La MFR-API répond donc à la question suivante : Combien de Canadiens ont un revenu après impôt inférieur à 50 % du revenu médian rajusté après impôt de toutes les familles canadiennes pour une année donnée?
La MFR-API ressemble beaucoup à la mesure utilisée dans l'Étude sur le revenu du Luxembourg (ERL), qui sert souvent aux comparaisons internationales du faible revenu relatif. Les seuils de l'ERL sont fondés sur la moitié du revenu médian disponible des ménages rajusté (après retenues salariales obligatoires et impôt sur le revenu) dans le pays visé et ils ont une échelle d'équivalence7 très similaire à celle de la MFR-API.

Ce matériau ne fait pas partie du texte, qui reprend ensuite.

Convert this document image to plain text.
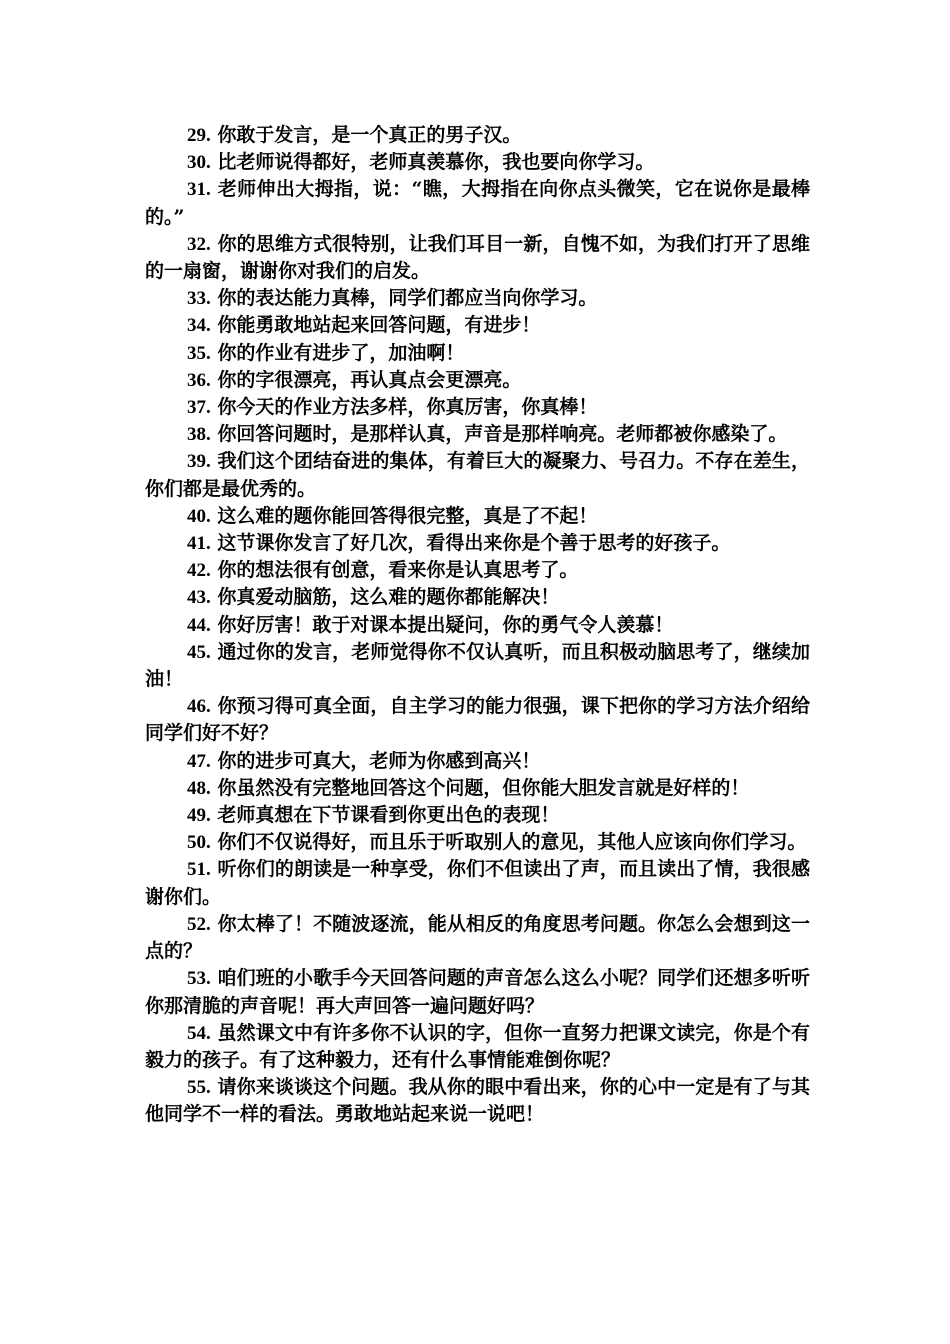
29. 你敢于发言，是一个真正的男子汉。

30. 比老师说得都好，老师真羡慕你，我也要向你学习。

31. 老师伸出大拇指，说：“瞧，大拇指在向你点头微笑，它在说你是最棒的。”

32. 你的思维方式很特别，让我们耳目一新，自愧不如，为我们打开了思维的一扇窗，谢谢你对我们的启发。

33. 你的表达能力真棒，同学们都应当向你学习。

34. 你能勇敢地站起来回答问题，有进步！

35. 你的作业有进步了，加油啊！

36. 你的字很漂亮，再认真点会更漂亮。

37. 你今天的作业方法多样，你真厉害，你真棒！

38. 你回答问题时，是那样认真，声音是那样响亮。老师都被你感染了。

39. 我们这个团结奋进的集体，有着巨大的凝聚力、号召力。不存在差生，你们都是最优秀的。

40. 这么难的题你能回答得很完整，真是了不起！

41. 这节课你发言了好几次，看得出来你是个善于思考的好孩子。

42. 你的想法很有创意，看来你是认真思考了。

43. 你真爱动脑筋，这么难的题你都能解决！

44. 你好厉害！敢于对课本提出疑问，你的勇气令人羡慕！

45. 通过你的发言，老师觉得你不仅认真听，而且积极动脑思考了，继续加油！

46. 你预习得可真全面，自主学习的能力很强，课下把你的学习方法介绍给同学们好不好？

47. 你的进步可真大，老师为你感到高兴！

48. 你虽然没有完整地回答这个问题，但你能大胆发言就是好样的！

49. 老师真想在下节课看到你更出色的表现！

50. 你们不仅说得好，而且乐于听取别人的意见，其他人应该向你们学习。

51. 听你们的朗读是一种享受，你们不但读出了声，而且读出了情，我很感谢你们。

52. 你太棒了！不随波逐流，能从相反的角度思考问题。你怎么会想到这一点的？

53. 咱们班的小歌手今天回答问题的声音怎么这么小呢？同学们还想多听听你那清脆的声音呢！再大声回答一遍问题好吗？

54. 虽然课文中有许多你不认识的字，但你一直努力把课文读完，你是个有毅力的孩子。有了这种毅力，还有什么事情能难倒你呢？

55. 请你来谈谈这个问题。我从你的眼中看出来，你的心中一定是有了与其他同学不一样的看法。勇敢地站起来说一说吧！
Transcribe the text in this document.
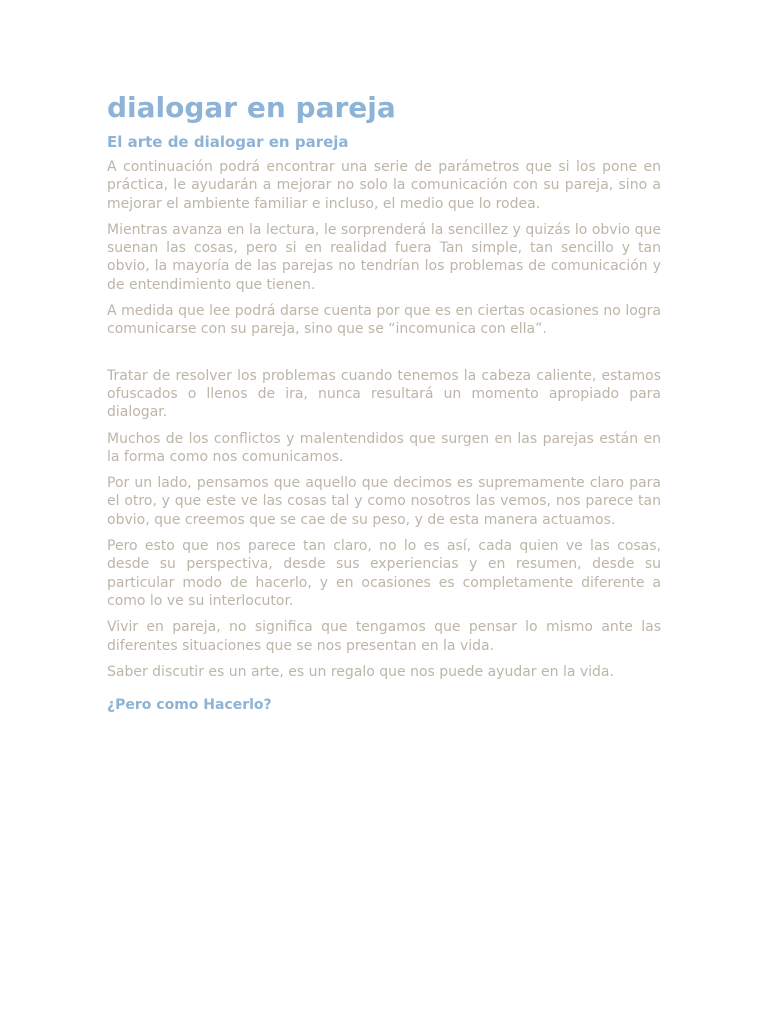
dialogar en pareja
El arte de dialogar en pareja

A continuación podrá encontrar una serie de parámetros que si los pone en práctica, le ayudarán a mejorar no solo la comunicación con su pareja, sino a mejorar el ambiente familiar e incluso, el medio que lo rodea.

Mientras avanza en la lectura, le sorprenderá la sencillez y quizás lo obvio que suenan las cosas, pero si en realidad fuera Tan simple, tan sencillo y tan obvio, la mayoría de las parejas no tendrían los problemas de comunicación y de entendimiento que tienen.

A medida que lee podrá darse cuenta por que es en ciertas ocasiones no logra comunicarse con su pareja, sino que se “incomunica con ella”.

Tratar de resolver los problemas cuando tenemos la cabeza caliente, estamos ofuscados o llenos de ira, nunca resultará un momento apropiado para dialogar.

Muchos de los conflictos y malentendidos que surgen en las parejas están en la forma como nos comunicamos.

Por un lado, pensamos que aquello que decimos es supremamente claro para el otro, y que este ve las cosas tal y como nosotros las vemos, nos parece tan obvio, que creemos que se cae de su peso, y de esta manera actuamos.

Pero esto que nos parece tan claro, no lo es así, cada quien ve las cosas, desde su perspectiva, desde sus experiencias y en resumen, desde su particular modo de hacerlo, y en ocasiones es completamente diferente a como lo ve su interlocutor.

Vivir en pareja, no significa que tengamos que pensar lo mismo ante las diferentes situaciones que se nos presentan en la vida.

Saber discutir es un arte, es un regalo que nos puede ayudar en la vida.

¿Pero como Hacerlo?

La MPC a été élaborée par le Groupe de travail fédéral, provincial et territorial sur la recherche et l'information dans le domaine du développement social, en réponse à une demande faite, en 1997, par les ministres responsables des services sociaux pour le fédéral, les provinces et les territoires. Les ministres voulaient compléter les mesures du faible revenu déjà employées par Statistique Canada au moyen d'une mesure fondée sur le coût d'un panier de biens et services précis qui tiendrait compte des différences du coût de ce panier entre des collectivités de taille semblable dans les différentes provinces et entre différentes régions au sein d'une même province. L'élaboration de la MPC a nécessité d'importantes consultations auxquelles ont pris part des ministères, des spécialistes du milieu universitaire, des organisations non gouvernementales, des organismes consultatifs ainsi que Statistique Canada.
Statistique Canada, au nom de Ressources humaines et Développement des compétences Canada, recueille les données sur le coût des biens et services qui composent le panier afin de calculer les seuils pour 19 collectivités précises et 29 tailles de collectivité dans les 10 provinces8.
D'un point de vue conceptuel et dans son application, la MPC est une mesure de « biens et de services » absolue plutôt qu'une mesure « relative » du faible revenu. La MPC estime le coût d'un certain panier de biens et de services en supposant que tous les articles du panier sont des dépenses assumées entièrement par la famille. Ce coût serait par exemple moindre dans le cas des familles qui maintiennent une partie ou la totalité de ce niveau de consommation au moyen de services fournis directement par les gouvernements, d'autres institutions ou d'autres familles9.
Comme on le décrit plus en détail dans l'annexe A, les éléments du panier de la MPC visent à représenter un niveau de consommation proche du niveau de dépenses médian pour la nourriture, les vêtements, les chaussures et le logement, mais quelque peu inférieur à ce niveau pour les autres catégories de dépenses.
Le but de la MPC est d'offrir une autre perspective sur le faible revenu au Canada, qui vient s'ajouter aux SFR-API et à la MFR-API. Il ne s'agit ni d'un seuil de pauvreté officiel, ni d'un critère pour déterminer l'admissibilité aux programmes ou aux services gouvernementaux. (On trouve à l'annexe A une description plus détaillée de ces trois mesures canadiennes du faible revenu.)
En choisissant d'ajouter la MPC aux indicateurs existants du faible revenu, on reconnaît qu'aucun indicateur ne permet à lui seul de répondre à toutes les questions d'intérêt pour l'analyse des politiques dans ce domaine. Ensemble, ces indicateurs permettent de brosser un tableau plus exhaustif du faible revenu au Canada que ce que pourrait faire seul l'un ou l'autre d'entre eux.